Donar sangre con frecuencia previene paros cardíacos

El número ideal de donantes voluntarios debe ser del 2% de la población total del país, número que garantizaría el abastecimiento de bancos en hospitales a nivel nacional para superar situaciones de emergencia y desastres naturales.

Al ser un acto voluntario, la comercialización de sangre es considerada un delito ético y moral. | Fuente: Getty Images | Fotógrafo: roibu

La sangre es un medio de salvación en muchas religiones, por lo que no resulta raro que donar sangre se defina como un acto solidario que puede salvar vidas. Al año, en el Perú se necesitan más de 270 mil litros de sangre, unidades que se buscan a través de donaciones voluntarias y por reposición.

Así, la colecta de sangre garantiza el abastecimiento de bancos en hospitales a nivel nacional para superar situaciones de emergencia y desastres naturales. Solo en Lima se necesitarían 75 mil litros de sangre anualmente para atender la demanda ante un terremoto.

Donar sangre es un acto de confianza y que permite la recuperación de los pacientes. Cada donación puede salvar la vida de hasta tres personas. Elmer Huerta explica que vista la escasez de sangre en los hospitales del mundo, un estudio en conjunto de la Universidad de Cambridge y Oxford confirmó que es seguro que los hombres donen hasta cuatro veces al año; y, las mujeres, en un máximo de tres ocasiones.

"En el estudio Intervalo se analizaron las donaciones de 5 mil personas durante dos años y verificaron los efectos secundarios. Los resultados comprobaron que no existe ningún daño en la salud cuando se realiza una donación en hombres cada ocho semanas; y, cada diez semanas para la mujer", explicar.

La Organización Mundial de la Salud establece como cifra ideal que al menos el 2% de la población de un país sea donante voluntario para compensar el número de unidades de sangre usados.


El registro de la Dirección de Banco de Sangre y Hemoterapia (PRONAHEBAS) del Ministerio de Salud reporta 333 bancos de sangre, con solo 92 centros que colectan, procesan y distribuyen las unidades de sangre.

Una donación voluntaria funciona así: se colecta una unidad de sangre, que representa 450 ml, obteniéndose hemocomponentes como glóbulos rojos, plaquetas y plasma. Un donante puede ser elegible si tiene entre 18 y 60 años y goza de buena salud. Huerta explica.

“Hay algunas restricciones: la edad, el peso. En el caso de las personas de contextura delgada, estas tienden a tener menos volumen sanguíneo, por lo que no es que no pueda donar, sino que debe hacerlo en menos cantidad.  Las restricciones varían de acuerdo al criterio del médico tratante. Antes se creían que las personas con tatuajes no podían donar, pero la Cruz Roja Internacional explica que si ha pasado un año desde el último tatuaje, sí se puede”, comenta.
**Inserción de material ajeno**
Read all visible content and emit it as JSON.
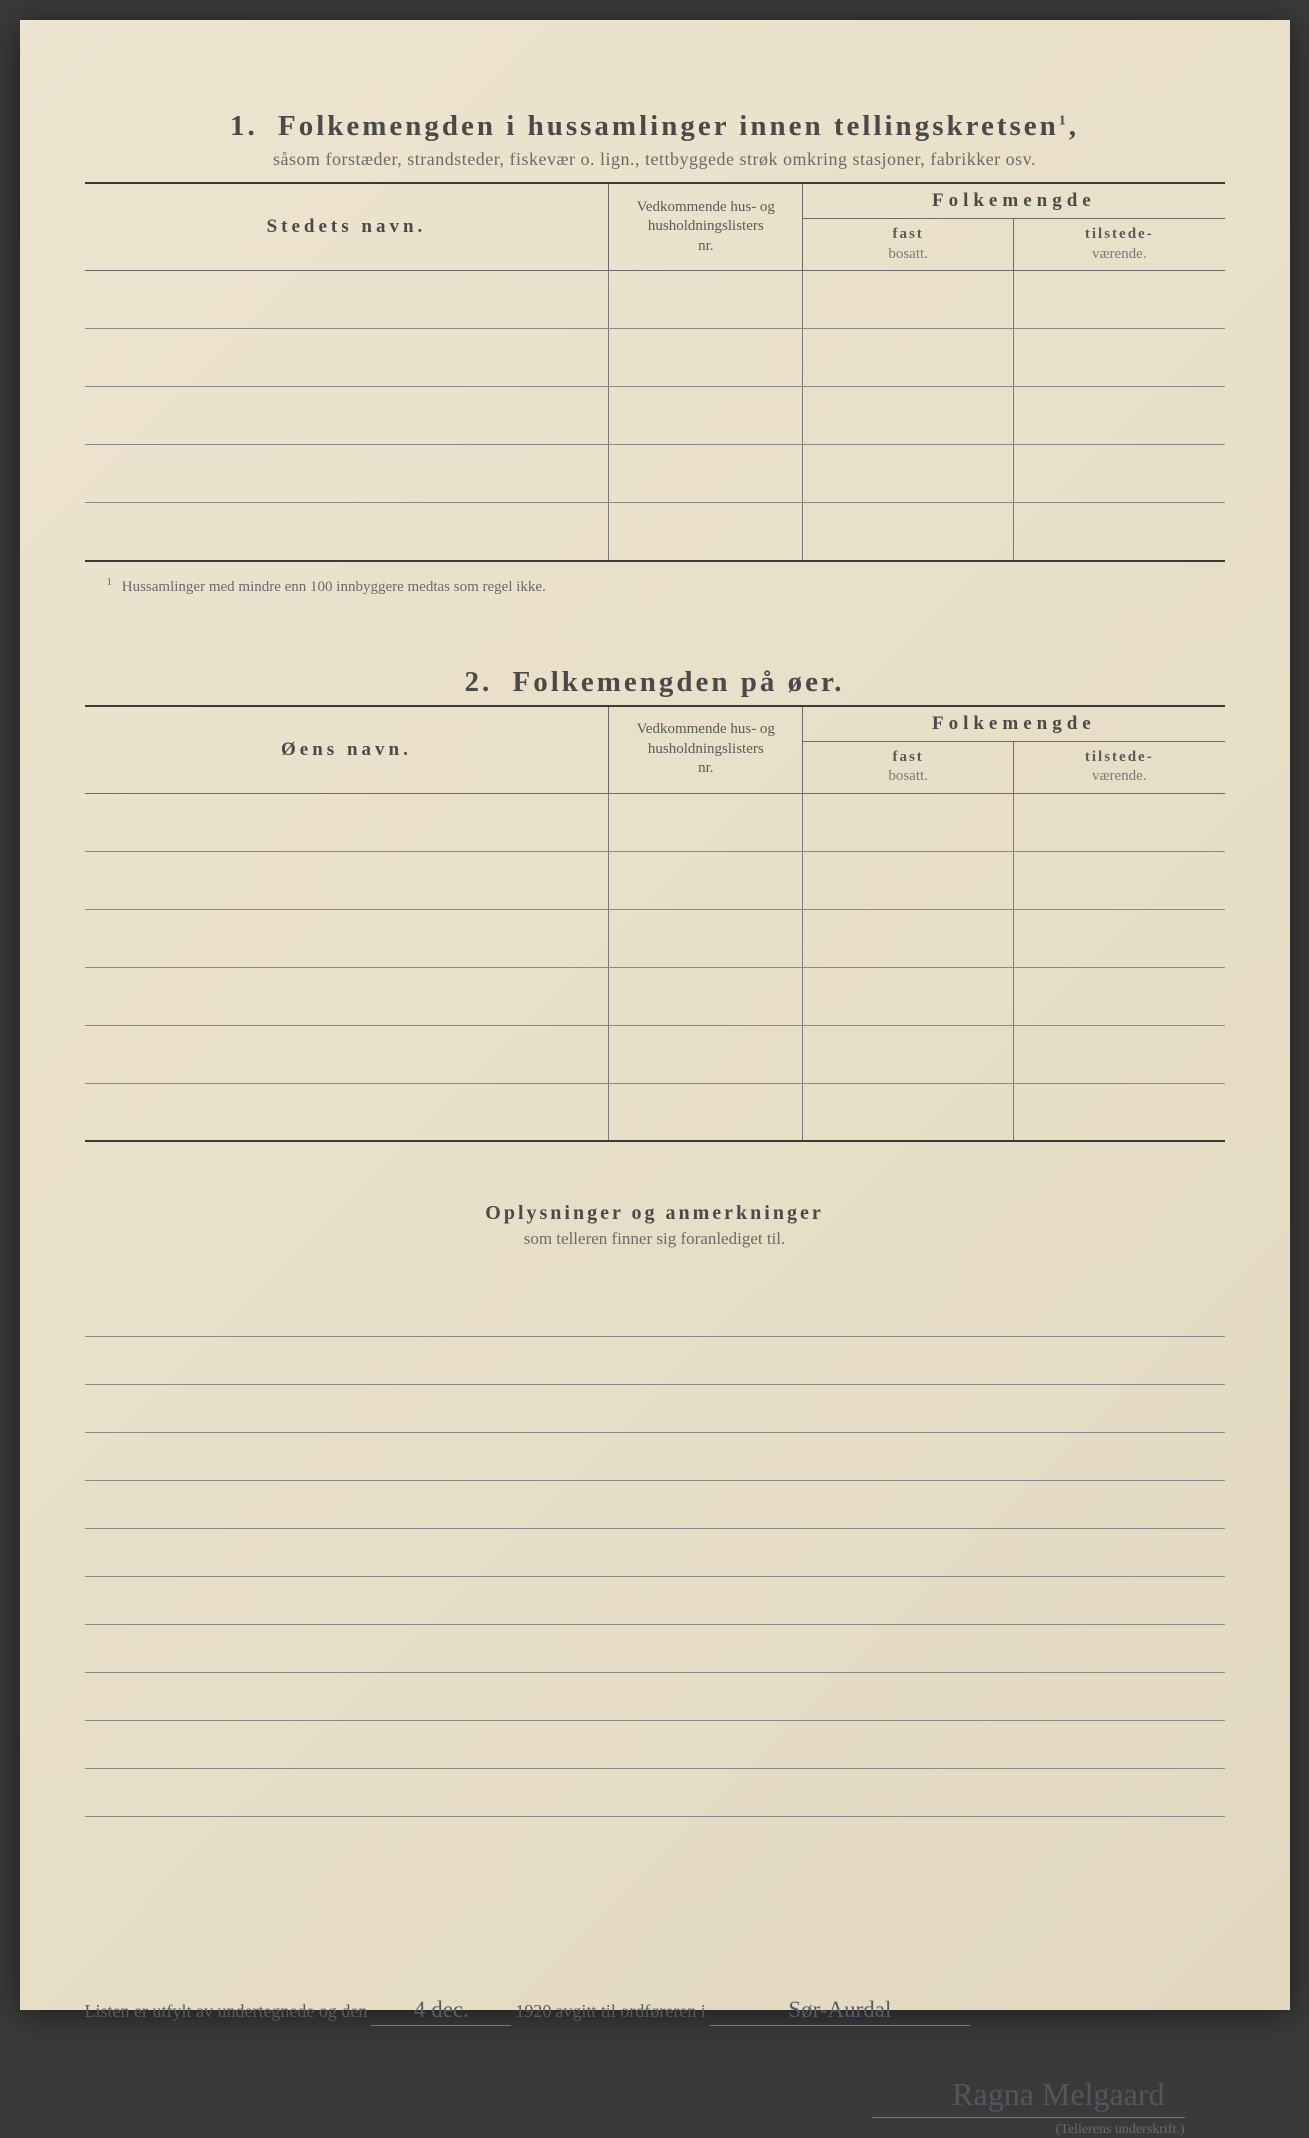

Pese a lo que se cree, donar sangre no debilita. Por el contrario, mejora los niveles de hierro y reduce el riesgo de padecer paros cardiovasculares.

 Al ser un acto voluntario, la comercialización de sangre es considerada un delito ético y moral. Los denominados "vampiros" venden cada unidad entre 70 y 500 soles, dependiendo del tipo de grupo y factor de sangre, siendo los más buscados los RH negativos.

Los procesos de extracción de sangre se diferencian cuando se trata de una campaña de donación y cuando se realiza por el conducto regular. Una prueba de descarte de enfermedades infectocontagiosas como sífilis, VIH y hepatitis es importante para saber si la sangre extraída podrá ser usada o no.

La conservación varía de acuerdo al tipo de componente extraído. Glóbulos rojos, plaquetas y plasmas tienen diferentes fechas de vencimiento.

Tras la donación, consuma una comida ligera que aporte agua, azúcar y sales minerales. No se esfuerce en actividades físicas y una buena opción es beber un vaso con agua. Donar es siempre una buena opción: salvar la vida de otros está en nuestras manos.